How to use chestnuts in your garden

Chestnut trees are slow growing, but last for generations. Though most were wiped out by the chestnut blight fungus, the remaining American chestnut trees are hardy and multi-purposed, both in fruit and wood and for cultivating a permaculture garden. Similar to an apple tree, you can grow a chestnut tree starting the size of a bush, and plant other shade-loving plants underneath that couldn’t otherwise survive an open field. Over time, the tree grows into a larger canopy, and a field can be reclaimed as functional food-producing forest planted around with other crops and trees.

That’s because you can plant a chestnut and wait a few years for it to grow nuts. In the meantime, use it as shade for low-lying plants of many other kinds. It can be quite challenging to grow some gardens from scratch in full sun. Even trees struggle to gain a foothold in scorching hot, dry field conditions common in today’s climate change-riddled American north.

The chestnut is one of those trees that supports other plants growing under and around it. It can help permaculture enthusiasts transition abandoned farm land back to productive food forests with slow transition from full-sun field crops to a gradual adjustment over to shaded forest garden. Plant herbs, low-lying fruits plants like raspberries, greens and other plants under a chestnut bush. As it grows, shift that to larger fruit trees and plants until you have a full air-cooling forest back in production that can be selectively harvested for wood, fruit, vegetables and herbs, or even mushrooms from fallen logs.

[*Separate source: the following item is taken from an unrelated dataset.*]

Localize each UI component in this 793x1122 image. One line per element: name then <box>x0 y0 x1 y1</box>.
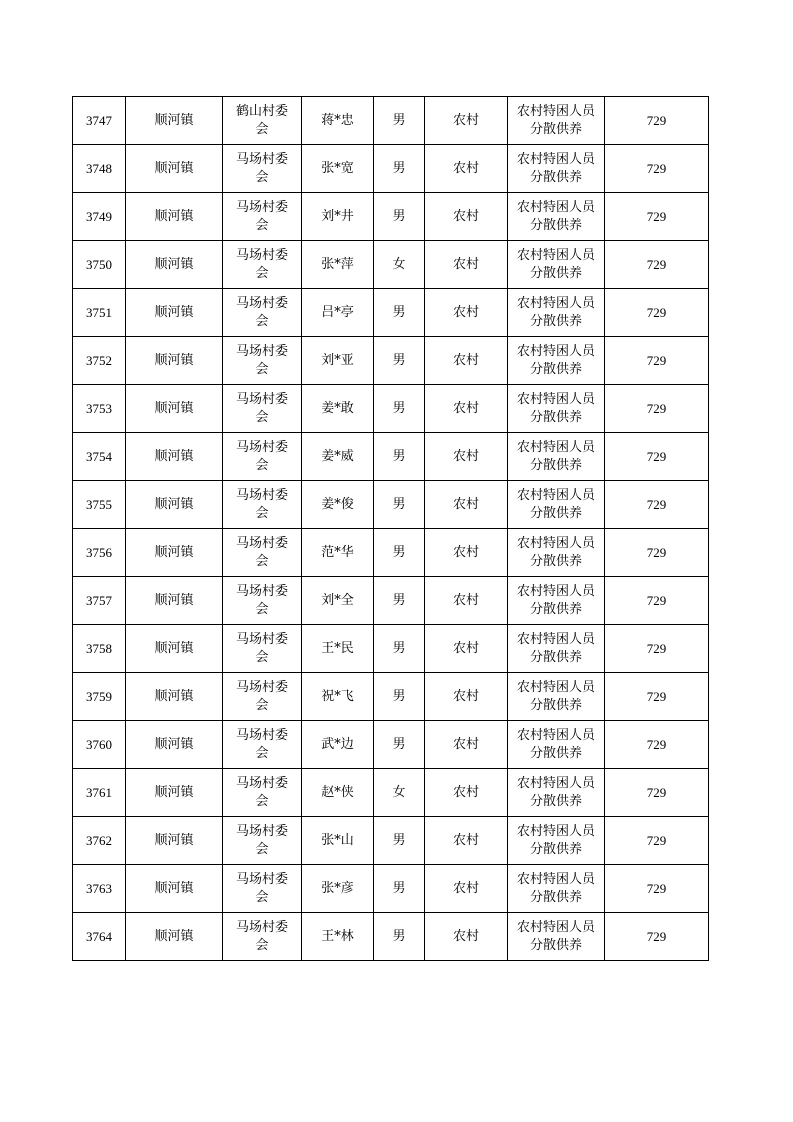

Chestnuts can grow in climate zones four to eight and need a winter chill of 300 to 750 hours below 45 degrees Fahrenheit. Trees grown from seed can take nearly 20 years to grow to production, so most trees bought from nurseries are grafted. These massive trees can grow 50 to 100 feet tall, producing nuts used for roasting and flour and wood that makes beautiful sturdy furniture. Chestnuts also attract pollinators and are easy to grow in moderate temperature zones because they are native to that habitat.

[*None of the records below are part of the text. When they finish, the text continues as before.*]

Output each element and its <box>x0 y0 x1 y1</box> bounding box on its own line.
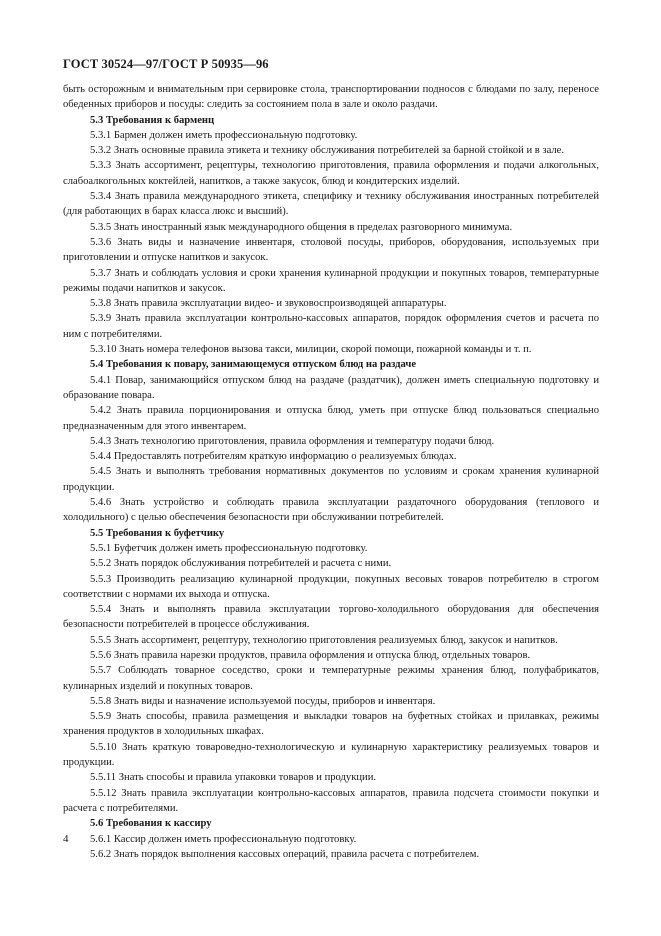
paragraph: 5.4.1 Повар, занимающийся отпуском блюд на раздаче (раздатчик), должен иметь специальную подготовку и образование повара. <box>63 374 599 401</box>
paragraph: 5.3.2 Знать основные правила этикета и технику обслуживания потребителей за барной стойкой и в зале. <box>90 145 565 157</box>
paragraph: 5.4.5 Знать и выполнять требования нормативных документов по условиям и срокам хранения кулинарной продукции. <box>63 466 599 493</box>
paragraph: быть осторожным и внимательным при сервировке стола, транспортировании подносов с блюдами по залу, переносе обеденных приборов и посуды: следить за состоянием пола в зале и около раздачи. <box>63 84 599 111</box>
section-heading: 5.3 Требования к барменц <box>90 114 215 126</box>
paragraph: 5.3.10 Знать номера телефонов вызова такси, милиции, скорой помощи, пожарной команды и т. п. <box>90 344 532 356</box>
paragraph: 5.4.3 Знать технологию приготовления, правила оформления и температуру подачи блюд. <box>90 435 495 447</box>
paragraph: 5.3.5 Знать иностранный язык международного общения в пределах разговорного минимума. <box>90 221 513 233</box>
paragraph: 5.3.7 Знать и соблюдать условия и сроки хранения кулинарной продукции и покупных товаров, температурные режимы подачи напитков и закусок. <box>63 267 599 294</box>
paragraph: 5.5.2 Знать порядок обслуживания потребителей и расчета с ними. <box>90 558 392 570</box>
paragraph: 5.6.1 Кассир должен иметь профессиональную подготовку. <box>90 833 357 845</box>
paragraph: 5.5.5 Знать ассортимент, рецептуру, технологию приготовления реализуемых блюд, закусок и напитков. <box>90 634 558 646</box>
paragraph: 5.5.8 Знать виды и назначение используемой посуды, приборов и инвентаря. <box>90 695 436 707</box>
section-heading: 5.4 Требования к повару, занимающемуся отпуском блюд на раздаче <box>90 359 417 371</box>
paragraph: 5.5.4 Знать и выполнять правила эксплуатации торгово-холодильного оборудования для обеспечения безопасности потребителей в процессе обслуживания. <box>63 604 599 631</box>
paragraph: 5.5.3 Производить реализацию кулинарной продукции, покупных весовых товаров потребителю в строгом соответствии с нормами их выхода и отпуска. <box>63 573 599 600</box>
paragraph: 5.3.1 Бармен должен иметь профессиональную подготовку. <box>90 129 358 141</box>
paragraph: 5.5.7 Соблюдать товарное соседство, сроки и температурные режимы хранения блюд, полуфабрикатов, кулинарных изделий и покупных товаров. <box>63 665 599 692</box>
paragraph: 5.3.4 Знать правила международного этикета, специфику и технику обслуживания иностранных потребителей (для работающих в барах класса люкс и высший). <box>63 191 599 218</box>
paragraph: 5.3.3 Знать ассортимент, рецептуры, технологию приготовления, правила оформления и подачи алкогольных, слабоалкогольных коктейлей, напитков, а также закусок, блюд и кондитерских изделий. <box>63 160 599 187</box>
paragraph: 5.5.12 Знать правила эксплуатации контрольно-кассовых аппаратов, правила подсчета стоимости покупки и расчета с потребителями. <box>63 787 599 814</box>
paragraph: 5.4.4 Предоставлять потребителям краткую информацию о реализуемых блюдах. <box>90 451 457 463</box>
paragraph: 5.5.11 Знать способы и правила упаковки товаров и продукции. <box>90 772 377 784</box>
paragraph: 5.4.2 Знать правила порционирования и отпуска блюд, уметь при отпуске блюд пользоваться специально предназначенным для этого инвентарем. <box>63 405 599 432</box>
paragraph: 5.4.6 Знать устройство и соблюдать правила эксплуатации раздаточного оборудования (теплового и холодильного) с целью обеспечения безопасности при обслуживании потребителей. <box>63 497 599 524</box>
paragraph: 5.5.10 Знать краткую товароведно-технологическую и кулинарную характеристику реализуемых товаров и продукции. <box>63 741 599 769</box>
section-heading: 5.5 Требования к буфетчику <box>90 527 225 539</box>
paragraph: 5.5.9 Знать способы, правила размещения и выкладки товаров на буфетных стойках и прилавках, режимы хранения продуктов в холодильных шкафах. <box>63 711 599 738</box>
paragraph: 5.5.1 Буфетчик должен иметь профессиональную подготовку. <box>90 542 368 554</box>
paragraph: 5.5.6 Знать правила нарезки продуктов, правила оформления и отпуска блюд, отдельных товаров. <box>90 649 531 661</box>
document-header: ГОСТ 30524—97/ГОСТ Р 50935—96 <box>63 57 269 71</box>
paragraph: 5.3.8 Знать правила эксплуатации видео- и звуковоспроизводящей аппаратуры. <box>90 298 447 310</box>
paragraph: 5.3.6 Знать виды и назначение инвентаря, столовой посуды, приборов, оборудования, используемых при приготовлении и отпуске напитков и закусок. <box>63 236 599 264</box>
paragraph: 5.3.9 Знать правила эксплуатации контрольно-кассовых аппаратов, порядок оформления счетов и расчета по ним с потребителями. <box>63 313 599 340</box>
section-heading: 5.6 Требования к кассиру <box>90 818 212 830</box>
page-number: 4 <box>63 833 69 845</box>
paragraph: 5.6.2 Знать порядок выполнения кассовых операций, правила расчета с потребителем. <box>90 848 480 860</box>
document-body <box>63 82 599 862</box>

Many chestnuts were logged for wood before they could be killed by the chestnut blight, but this may have killed off blight-resistant trees. The loss of the American chestnut remains one of America’s greatest ecological disasters. If you would like to be part of helping restore the American chestnut, you can learn about chestnut tree care and get your own grove started by buying chestnut trees from tree farmers so in a few years you can roast chestnuts over an open fire, just like the traditional song reminisces.